Lá fora, o sol começa a despontar, raiando de impossiveis cores o manto celeste. Nuvens cavalgam devagarinho em toda a sua extensão. Lisboa, cheia de cimento branco e ruínas em avançado estado de decomposição gnóstica, recebe a luz, assimila-a e devolve-a com violência. Um simples comando vocal cobre os danosos reflexos com uma paisagem campestre.

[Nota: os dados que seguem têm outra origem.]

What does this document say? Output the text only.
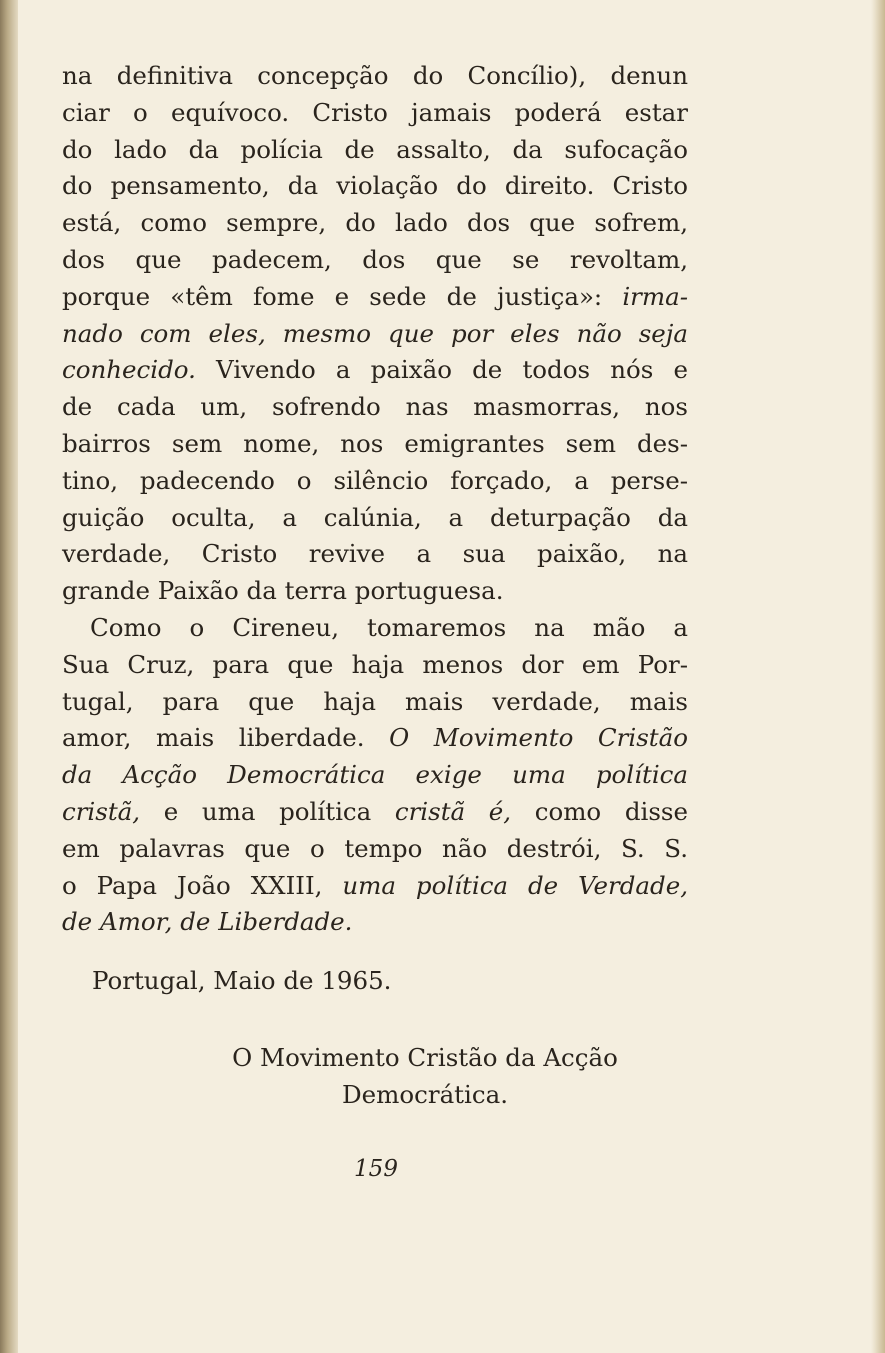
na definitiva concepção do Concílio), denun
ciar o equívoco. Cristo jamais poderá estar
do lado da polícia de assalto, da sufocação
do pensamento, da violação do direito. Cristo
está, como sempre, do lado dos que sofrem,
dos que padecem, dos que se revoltam,
porque «têm fome e sede de justiça»: irma-
nado com eles, mesmo que por eles não seja
conhecido. Vivendo a paixão de todos nós e
de cada um, sofrendo nas masmorras, nos
bairros sem nome, nos emigrantes sem des-
tino, padecendo o silêncio forçado, a perse-
guição oculta, a calúnia, a deturpação da
verdade, Cristo revive a sua paixão, na
grande Paixão da terra portuguesa.
Como o Cireneu, tomaremos na mão a
Sua Cruz, para que haja menos dor em Por-
tugal, para que haja mais verdade, mais
amor, mais liberdade. O Movimento Cristão
da Acção Democrática exige uma política
cristã, e uma política cristã é, como disse
em palavras que o tempo não destrói, S. S.
o Papa João XXIII, uma política de Verdade,
de Amor, de Liberdade.
Portugal, Maio de 1965.
O Movimento Cristão da Acção
Democrática.
159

António, como quase toda a gente, prefere conduzir com imagens de impossível natureza, pixelizações do antigamente. Ainda faltam uns 15 minutos para chegar a casa, pelo que aceita o reclinar do assento e deixa-se levar pelos comandos para-inteligentes da viatura. E é com um perfeito estupor que a ouve dizer que tem um furo no pneu dianteiro esquerdo.

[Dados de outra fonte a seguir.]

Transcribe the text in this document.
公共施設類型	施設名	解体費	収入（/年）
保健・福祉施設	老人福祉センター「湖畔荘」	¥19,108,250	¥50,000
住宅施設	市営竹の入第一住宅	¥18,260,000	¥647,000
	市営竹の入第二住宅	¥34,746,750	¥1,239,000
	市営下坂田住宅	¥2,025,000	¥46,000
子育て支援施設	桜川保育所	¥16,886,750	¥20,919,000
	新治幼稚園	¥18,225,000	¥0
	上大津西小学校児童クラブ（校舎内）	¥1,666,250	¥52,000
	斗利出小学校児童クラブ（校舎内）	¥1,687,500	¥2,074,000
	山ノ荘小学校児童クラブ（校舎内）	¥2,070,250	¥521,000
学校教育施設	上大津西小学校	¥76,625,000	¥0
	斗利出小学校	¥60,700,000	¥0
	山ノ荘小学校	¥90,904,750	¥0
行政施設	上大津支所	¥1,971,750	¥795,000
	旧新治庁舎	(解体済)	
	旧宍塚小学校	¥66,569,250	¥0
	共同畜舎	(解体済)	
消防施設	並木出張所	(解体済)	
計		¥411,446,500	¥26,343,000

A paisagem é paulatinamente desconstruida, e pela primeira vez António detecta um ruído, que parece ser o do enchimento compulsivo da membrana elástica danificada. De redução em redução, o carro pára junto à berma. Bocejando, António esforça os músculos dormentes para fora, para o ar carregado a cinza da manhã, voltando atrás para apanhar os filtros nasais.

O pneu exibe fendas a todo o comprimento, rachas de relâmpago que o elástico tenta febrilmente reparar sem êxito. Praguejando baixinho, António olha em redor. As ruas estão vazias. Atrás, o mar raia reflexos mortais sobre a Torre de Belém, tornando-a num espectáculo de fogo que não arde. As retinas modificadas detectam o efeito e compensam o suficiente. Ninguém no seu perfeito juízo se poria a andar na rua a esta hora, e num dia de descanso muito menos, pelo que ele volta a entrar na viatura e faz ligação à seguradora.

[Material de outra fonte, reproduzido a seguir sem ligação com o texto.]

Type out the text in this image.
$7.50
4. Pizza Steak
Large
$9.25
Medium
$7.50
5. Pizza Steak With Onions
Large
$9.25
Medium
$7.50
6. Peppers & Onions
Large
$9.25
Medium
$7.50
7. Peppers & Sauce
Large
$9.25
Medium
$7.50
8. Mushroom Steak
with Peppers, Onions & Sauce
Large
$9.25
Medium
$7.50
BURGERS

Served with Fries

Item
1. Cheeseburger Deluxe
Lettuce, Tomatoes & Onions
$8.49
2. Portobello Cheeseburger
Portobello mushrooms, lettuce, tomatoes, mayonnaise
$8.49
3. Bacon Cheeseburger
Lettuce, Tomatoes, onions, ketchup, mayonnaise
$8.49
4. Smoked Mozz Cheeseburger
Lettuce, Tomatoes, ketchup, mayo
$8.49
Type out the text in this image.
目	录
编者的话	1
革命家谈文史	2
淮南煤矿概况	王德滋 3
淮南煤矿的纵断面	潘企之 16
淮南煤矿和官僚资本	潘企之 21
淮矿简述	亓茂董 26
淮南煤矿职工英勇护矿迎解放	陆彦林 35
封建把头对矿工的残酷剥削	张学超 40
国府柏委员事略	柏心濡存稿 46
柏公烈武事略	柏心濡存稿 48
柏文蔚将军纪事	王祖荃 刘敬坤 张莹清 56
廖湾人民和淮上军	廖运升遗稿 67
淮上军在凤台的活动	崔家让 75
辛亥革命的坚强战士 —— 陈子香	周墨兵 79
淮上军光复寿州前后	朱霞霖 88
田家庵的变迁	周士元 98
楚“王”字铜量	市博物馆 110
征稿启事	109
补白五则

20 minutos de burocrática conversa levam-no a concluir algo que já intuíra: o seguro não cobre furos, e o reboque terá de ser pago da sua conta profissional bancária. António amaldiçoa o progresso da treta, a civilização inteira.

- Só me faltava esta!

De novo cá fora, decide subir a avenida ao invés de continuar paralelo ao rio. Aquela zona do Restelo costuma ter bastantes assaltos e não lhe apetece chegar estropiado a casa. Ao cimo da Avenida luze uma capela onde poderá pedir ajuda, nem que seja para chegar a casa.

Pelo caminho de empedrado sintético vai vendo as moradias, algumas ainda intactas, mas nem pensar em ir por aí: sabe-se lá que tipo de gente mora nelas ou que sistemas exóticos de segurança têem implantados.